GBM 6118 Imagerie médicale
Modèles de formation d'images établissant les liens physiques entre les caractéristiques des tissus et leur images observées par radiologie, médecine nucléaire, échographie, tomographie axiale, résonance magnétique nucléaire, les problèmes inverses. Remarques: Cours donné à l'Université de Montréal. L'étudiant de l'École Polytechnique doit s'inscrire par Autorisation d'études hors établissement (entente CRÉPUQ).
Bloc 71G Cours complémentaires
Option - Maximum 14 crédits.BCM 6071 Signalisation et cycle cellulaire
Cycle cellulaire chez la levure et les eucaryotes supérieurs. Apoptose et mort cellulaire. Signalisation et cycle cellulaire. Intégration des voies de signalisation. Interactions protéines-protéines dans la signalisation.
BCM 6100 Biologie du développement
Mécanismes moléculaires gouvernant le développement des eucaryotes supérieurs : détermination, établissement des axes embryonnaires, différenciation, contrôle de l'expression des gènes.
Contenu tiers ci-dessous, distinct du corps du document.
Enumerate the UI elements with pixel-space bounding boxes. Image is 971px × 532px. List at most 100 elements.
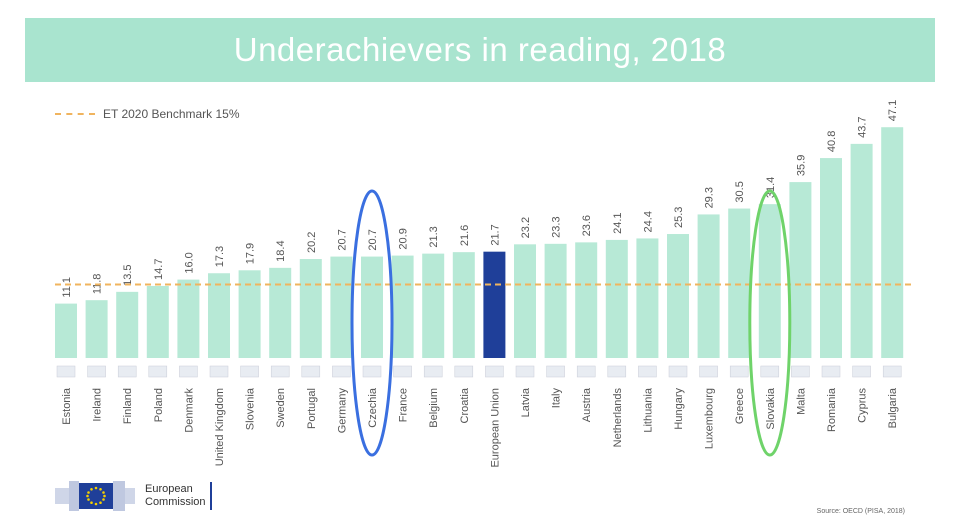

Aspects moléculaires du développement du système nerveux.
BIN 60051 Communication scientifique 1.1
Présentation orale et écrite par l'étudiant de son projet de recherche ou de stage : la littérature scientifique pertinente, la problématique et les méthodes envisagées. Participation aux séminaires des autres étudiants.
BIN 60052 Communication scientifique 1.2
Présentation orale et écrite par l'étudiant de son projet de recherche ou de stage : la littérature scientifique pertinente, la problématique et les méthodes envisagées. Participation aux séminaires des autres étudiants.
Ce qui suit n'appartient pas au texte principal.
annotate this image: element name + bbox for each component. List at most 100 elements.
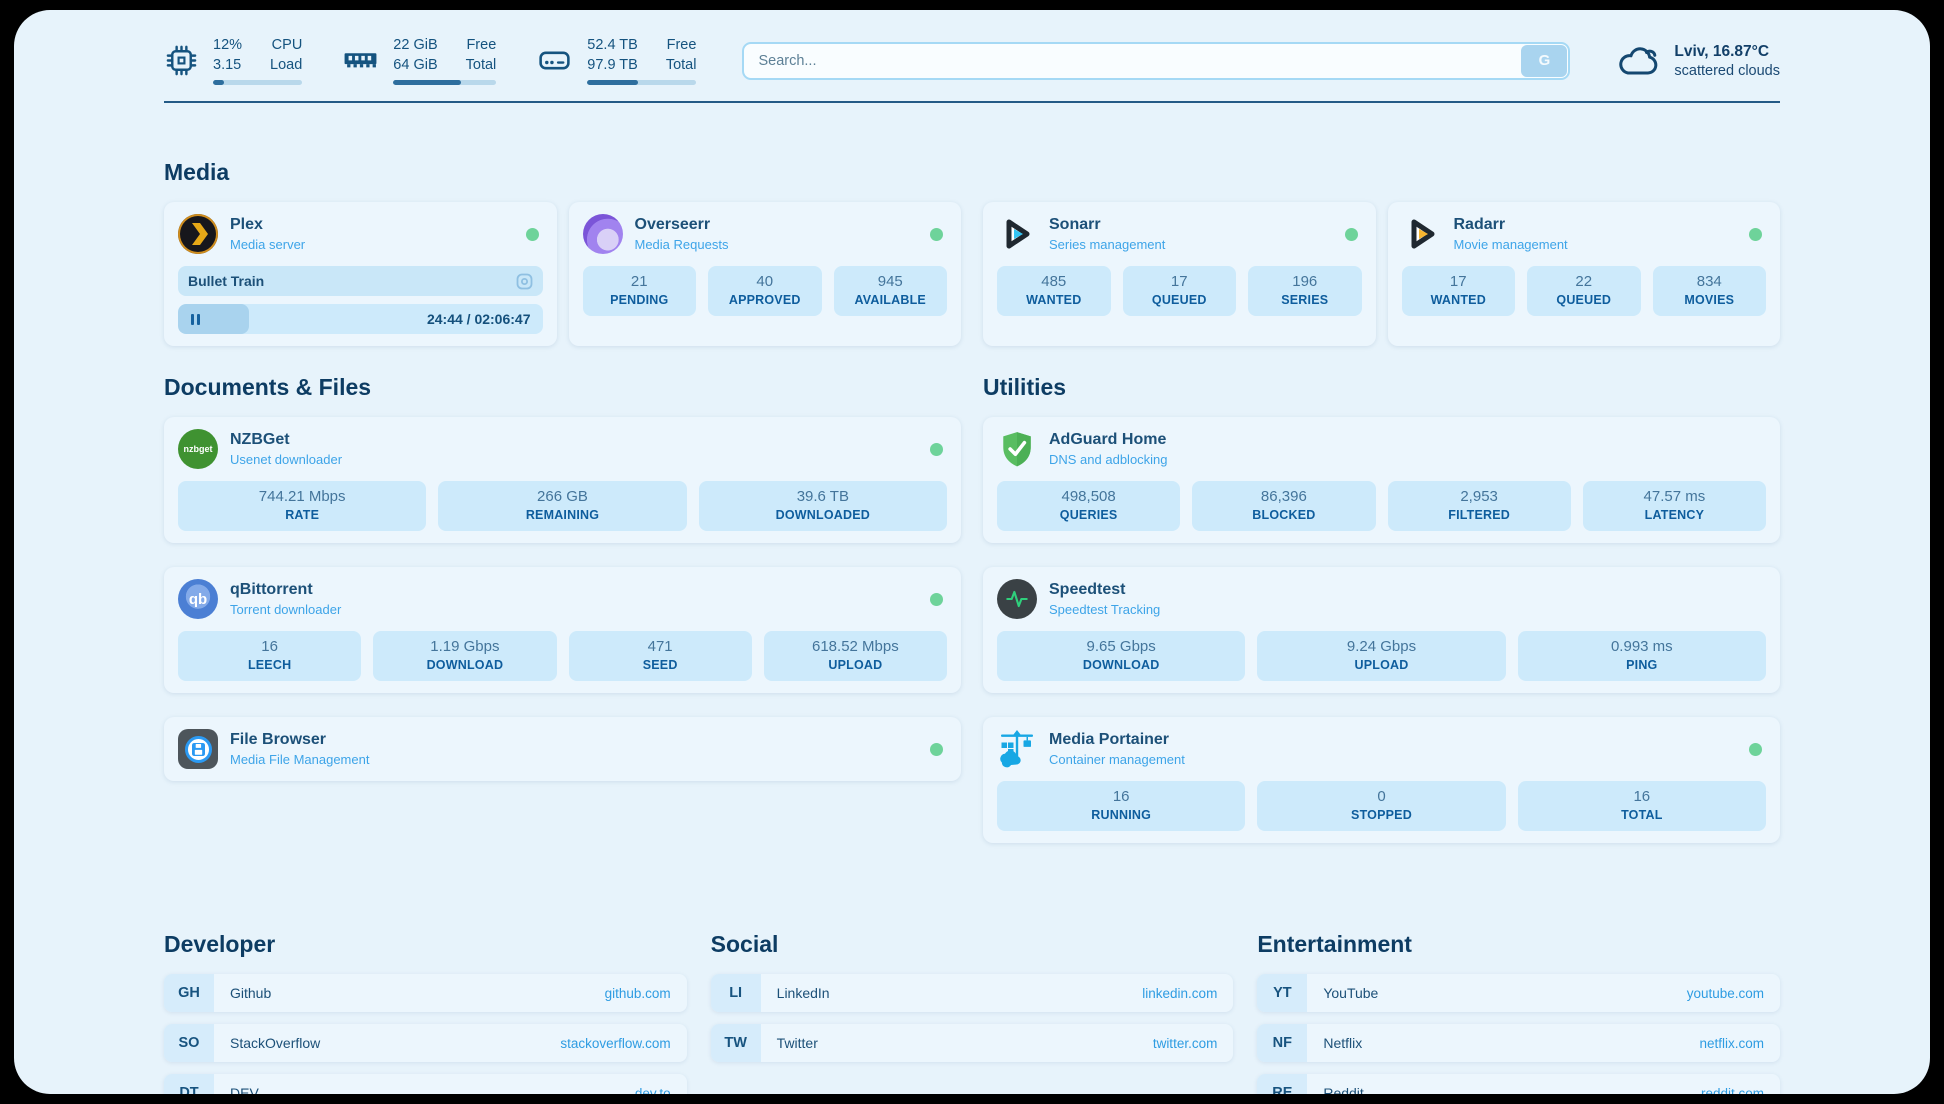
app-card-filebrowser[interactable]: File Browser Media File Management	[164, 717, 961, 782]
stat-label: RATE	[285, 508, 320, 523]
app-card-radarr[interactable]: Radarr Movie management 17 WANTED 22 QUE…	[1387, 202, 1780, 347]
link-url[interactable]: netflix.com	[1699, 1035, 1764, 1051]
link-row-github[interactable]: GH Github github.com	[164, 974, 687, 1013]
ram-labels: Free Total	[466, 36, 497, 75]
stat-label: PING	[1626, 658, 1658, 673]
stat-total: 16 TOTAL	[1517, 781, 1766, 832]
now-playing-row: Bullet Train	[178, 266, 543, 297]
stat-label: DOWNLOAD	[1082, 658, 1160, 673]
stat-value: 471	[647, 638, 673, 656]
cpu-load-value: 3.15	[213, 56, 242, 73]
stat-available: 945 AVAILABLE	[833, 266, 947, 317]
playback-progress-fill	[178, 304, 250, 335]
session-details-icon[interactable]	[516, 273, 533, 290]
link-url[interactable]: youtube.com	[1686, 985, 1764, 1001]
qbittorrent-icon: qb	[178, 579, 218, 620]
link-badge: DT	[164, 1074, 214, 1094]
stat-label: MOVIES	[1684, 293, 1735, 308]
app-name: Radarr	[1453, 216, 1506, 234]
documents-section: Documents & Files nzbget NZBGet Usenet d…	[164, 374, 961, 867]
stat-label: UPLOAD	[828, 658, 883, 673]
link-row-reddit[interactable]: RE Reddit reddit.com	[1257, 1074, 1780, 1094]
link-name: Netflix	[1323, 1035, 1363, 1052]
stat-wanted: 485 WANTED	[997, 266, 1111, 317]
ram-values: 22 GiB 64 GiB	[393, 36, 437, 75]
link-name: StackOverflow	[230, 1035, 321, 1052]
app-subtitle: Media server	[230, 237, 306, 253]
disk-values: 52.4 TB 97.9 TB	[587, 36, 638, 75]
qbittorrent-icon-text: qb	[188, 590, 208, 608]
stat-value: 21	[630, 273, 648, 291]
stat-blocked: 86,396 BLOCKED	[1192, 481, 1376, 532]
stat-series: 196 SERIES	[1248, 266, 1362, 317]
system-widgets: 12% 3.15 CPU Load	[164, 36, 697, 86]
app-subtitle: Series management	[1049, 237, 1166, 253]
stat-value: 945	[877, 273, 903, 291]
stat-value: 47.57 ms	[1643, 488, 1706, 506]
weather-condition: scattered clouds	[1674, 62, 1780, 79]
cloud-icon	[1616, 43, 1662, 78]
stat-value: 39.6 TB	[796, 488, 849, 506]
link-url[interactable]: github.com	[604, 985, 671, 1001]
utilities-section: Utilities AdGuard Home DNS and adblockin…	[983, 374, 1780, 867]
stat-queries: 498,508 QUERIES	[997, 481, 1181, 532]
app-card-overseerr[interactable]: Overseerr Media Requests 21 PENDING 40 A…	[568, 202, 961, 347]
cpu-labels: CPU Load	[270, 36, 302, 75]
stat-movies: 834 MOVIES	[1652, 266, 1766, 317]
stat-rate: 744.21 Mbps RATE	[178, 481, 427, 532]
search-engine-button[interactable]: G	[1521, 44, 1568, 77]
status-dot	[525, 227, 539, 241]
stat-label: APPROVED	[728, 293, 801, 308]
stat-value: 40	[756, 273, 774, 291]
stat-value: 0.993 ms	[1610, 638, 1673, 656]
cpu-icon	[164, 43, 199, 78]
app-name: Media Portainer	[1049, 731, 1170, 749]
link-row-youtube[interactable]: YT YouTube youtube.com	[1257, 974, 1780, 1013]
stat-value: 9.24 Gbps	[1346, 638, 1417, 656]
stat-label: BLOCKED	[1252, 508, 1316, 523]
search-input[interactable]	[742, 41, 1571, 80]
app-card-speedtest[interactable]: Speedtest Speedtest Tracking 9.65 Gbps D…	[983, 567, 1780, 694]
stat-wanted: 17 WANTED	[1401, 266, 1515, 317]
media-section: Plex Media server Bullet Train	[164, 202, 1780, 347]
stat-label: RUNNING	[1091, 808, 1152, 823]
link-url[interactable]: reddit.com	[1700, 1085, 1764, 1094]
link-name: Reddit	[1323, 1085, 1364, 1094]
link-row-twitter[interactable]: TW Twitter twitter.com	[710, 1024, 1234, 1063]
link-row-linkedin[interactable]: LI LinkedIn linkedin.com	[710, 974, 1234, 1013]
stat-upload: 618.52 Mbps UPLOAD	[763, 631, 947, 682]
link-row-stackoverflow[interactable]: SO StackOverflow stackoverflow.com	[164, 1024, 687, 1063]
ram-icon	[342, 42, 379, 79]
app-card-sonarr[interactable]: Sonarr Series management 485 WANTED 17 Q…	[983, 202, 1376, 347]
link-url[interactable]: twitter.com	[1152, 1035, 1218, 1051]
link-row-dev[interactable]: DT DEV dev.to	[164, 1074, 687, 1094]
disk-label-2: Total	[665, 56, 697, 73]
link-badge: NF	[1257, 1024, 1308, 1063]
link-row-netflix[interactable]: NF Netflix netflix.com	[1257, 1024, 1780, 1063]
app-name: Plex	[230, 216, 263, 234]
link-name: Twitter	[776, 1035, 818, 1052]
stat-value: 16	[261, 638, 278, 656]
search-bar: G	[742, 41, 1571, 80]
stat-label: SERIES	[1281, 293, 1329, 308]
ram-progressbar	[393, 80, 497, 86]
app-name: File Browser	[230, 731, 327, 749]
developer-section: Developer GH Github github.com SO StackO…	[164, 931, 687, 1094]
app-card-nzbget[interactable]: nzbget NZBGet Usenet downloader 744.21 M…	[164, 417, 961, 544]
stat-value: 196	[1292, 273, 1318, 291]
app-card-qbittorrent[interactable]: qb qBittorrent Torrent downloader 16 LEE…	[164, 567, 961, 694]
ram-free-value: 22 GiB	[393, 37, 438, 53]
link-url[interactable]: stackoverflow.com	[560, 1035, 671, 1051]
link-badge: GH	[164, 974, 214, 1013]
app-subtitle: Speedtest Tracking	[1049, 602, 1161, 618]
section-heading-developer: Developer	[164, 931, 276, 958]
link-url[interactable]: dev.to	[634, 1085, 671, 1094]
app-name: Speedtest	[1049, 581, 1126, 599]
status-dot	[930, 742, 943, 756]
app-card-plex[interactable]: Plex Media server Bullet Train	[164, 202, 557, 347]
stat-download: 9.65 Gbps DOWNLOAD	[997, 631, 1246, 682]
link-url[interactable]: linkedin.com	[1142, 985, 1218, 1001]
app-card-portainer[interactable]: Media Portainer Container management 16 …	[983, 717, 1780, 844]
app-card-adguard[interactable]: AdGuard Home DNS and adblocking 498,508 …	[983, 417, 1780, 544]
stat-label: QUEUED	[1556, 293, 1612, 308]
IFT 6150 Traitements d'images
Échantillonnage. Opérations sur les images. Amélioration. Restauration. Compression. Réalisation d'un projet appliqué.
IFT 6255 Recherche d'information
Principe de la recherche d'information. Sélection des documents pertinents. Modèles booléen, vectoriel, probabiliste, logique. Réalisation. Évaluation des performances. Analyses linguistiques, syntaxiques et sémantiques.
IFT 6285 Traitement automatique des langues naturelles
Introduction aux problématiques de base du traitement des langues naturelles (modélisation de la langue, étiquetage de séquences de mots, analyse grammaticale) et à ses applications (traduction automatique, extraction d'information, etc.).
IFT 6370 Informatique théorique
Modèles du calcul. Calculabilité et décidabilité. Complexité. Hiérarchies. Complétudes. Sujets choisis.
IFT 6575 Méthodes de recherche opérationnelle
Programmation linéaire. Programmation en nombres entiers. Programmation non linéaire. Programmation dynamique. Modèles stochastiques. Simulation.
PHY 6940 Biophysique
Propriétés et fonctions des canaux ioniques dans les membranes cellulaires. Remarques: Ce cours s'adresse en particulier aux étudiants en biophysique, biologie, physiologie et génie biomédical.
Bloc 71H
Choix - Maximum 4 crédits.Bloc 71I Stage
Obligatoire - 22 crédits.BIN 6007 Stages avec rapport
Le stage sera effectué au sein d'une équipe de professionnels oeuvrant dans un laboratoire académique, hospitalier, gouvernemental ou en milieu industriel (ou dans tout autre milieu approuvé par le responsable) Remarques: L'étudiant participera à un projet de recherche où il mettra en application les notions et pratiques enseignées.